Far from the king of Kings


Stephen King is no stranger to unhappy adaptations, and MGM+’s The Institute is merely the latest to lose most of the author’s defining nuance and heart in the move from page to screen. His knack for capturing hope amidst ungodly challenges is nowhere to be found; neither is his way of depicting the peculiar spark that comes from being on the precipice of growing up in a world that cares too little for your feelings. But you can feel the bones there. The man loves underpinning his tales with earnestness, and, of course, has long been interested in supernaturally powerful children like Luke Ellis (Joe Freeman) and his fellow prisoners at the show’s titular facility for unusually gifted kids.

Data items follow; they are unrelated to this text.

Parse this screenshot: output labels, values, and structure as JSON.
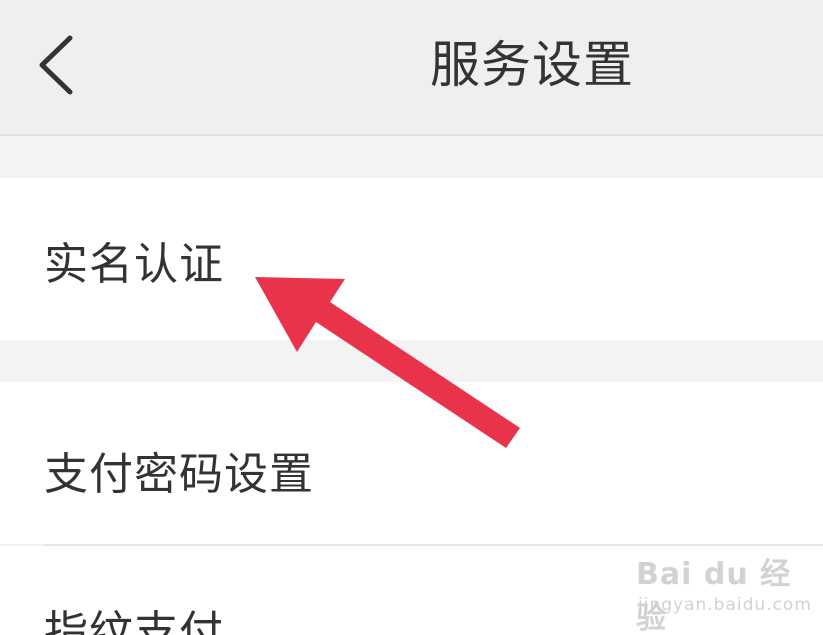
{
  "header": {
    "title": "服务设置",
    "back_icon": "chevron-left-icon"
  },
  "settings": {
    "items": [
      {
        "label": "实名认证"
      },
      {
        "label": "支付密码设置"
      },
      {
        "label": "指纹支付"
      }
    ]
  },
  "annotation": {
    "arrow_color": "#e8334a",
    "arrow_icon": "red-arrow-pointer"
  },
  "watermark": {
    "logo": "Bai du 经验",
    "url": "jingyan.baidu.com"
  },
  "colors": {
    "background": "#efefef",
    "row_background": "#ffffff",
    "text": "#333333"
  }
}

But this translation of King’s 2019 novel wants to quickly manufacture atmosphere rather than allowing it to build naturally. There’s no sense of dread or foreboding in the early episodes; everything seems fairly self-explanatory. There’s not much novelty in a story about kids with powers being enlisted by a shadowy organization, either (even one that purports to be doing its part for the greater good), and the plodding pace of The Institute gives viewers little more to chew on.

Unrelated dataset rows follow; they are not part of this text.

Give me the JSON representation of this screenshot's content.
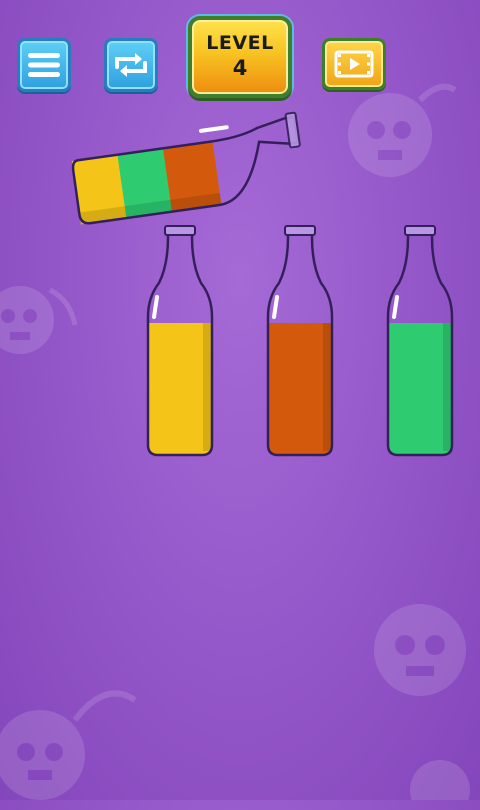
{
  "header": {
    "level_label": "LEVEL",
    "level_number": "4"
  },
  "icons": {
    "menu": "menu-icon",
    "restart": "restart-icon",
    "video": "video-icon",
    "background": "skull-bomb-icon"
  },
  "colors": {
    "background": "#9356c8",
    "yellow": "#f4c418",
    "green": "#2ecb71",
    "orange": "#d35a0c",
    "button_blue": "#3aaee8",
    "button_gold": "#f7c322"
  },
  "bottles": [
    {
      "id": "tilted",
      "layers": [
        "yellow",
        "green",
        "orange"
      ],
      "selected": true
    },
    {
      "id": "bottle-1",
      "layers": [
        "yellow"
      ],
      "fill_fraction": 0.6
    },
    {
      "id": "bottle-2",
      "layers": [
        "orange"
      ],
      "fill_fraction": 0.6
    },
    {
      "id": "bottle-3",
      "layers": [
        "green"
      ],
      "fill_fraction": 0.6
    }
  ]
}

Alongside the precocious and perceptive Luke and his peers, we get a sense of higher-up shenanigans through The Institute’s head honcho, Mrs. Sigsby (Mary Louise Parker), and Tim Jamieson (Ben Barnes), a former cop with a heart of gold who finds himself trying to get to the bottom of what exactly is happening up at The Institute. But none of these plotlines ever get to spend enough time with the characters to make their conundrums seem compelling. When watching Tim forge connections with prickly town citizens feels more gripping than watching him unravel a mystery, it’s a problem.

And not just because it’s built on a story by King, a writer so adept at gripping readers with foreboding heft in both style and substance. Instead, it feels like The Institute is consistently dodging the interesting parts of its own story. When Luke arrives, Mrs. Sigsby attempts to buck him up by saying that he and his fellow kids shouldn’t be called “kids” because they’re “working an adult job” and may as well be grown ups. It’s a small detail but a potentially telling one – except The Institute doesn’t invest in the mindset all that much.

That choice becomes a tell for how it handles the reveal of what these kids are being used for. Again: there’s no real surprises as to why they’re being imprisoned and experimented on – you’ve seen one show about kids who can move things with their minds, you’ve seen them all. And the choice to draw out any reveals and then blow past their consequences doesn’t read as confidence in the greater story and its emotional bedrock. The Institute can’t quite make a case for itself on either end. In the beginning, it’s all set up where finer points can’t be discussed in detail; with the final episodes, it’s all action-packed resolution with no time to slow down.

The result is just the most boring version of itself, a show that wants us so badly to care about these kids and their strife it forgets to give them a reason to do so. By the time a character, completely out of nowhere, says he might need “to use an unjustly vilified phrase, a ‘final solution’,” it’s over. Whatever greater world the show is trying to build can’t account for the lack of care for details or characterization that leads to “Nazi sympathizer surprise.”

There’s no sense of dread or foreboding in the early episodes of The Institute.

Perhaps it’s that King’s literary structure doesn’t lend itself well to a backloaded TV adaptation. His books are studied, deliberately building towards a point with things that got peppered in along the way so he can really drive everything home all at once. Sometimes it’s a final straw driving a man insane, and other times it’s a surprise orgy, but his final acts have a knack for flowing out of everything he’s built even as he twists it just one more time. There’s nothing like that in MGM+’s The Institute; it crawls its way through its story just so it can limp across the finish line.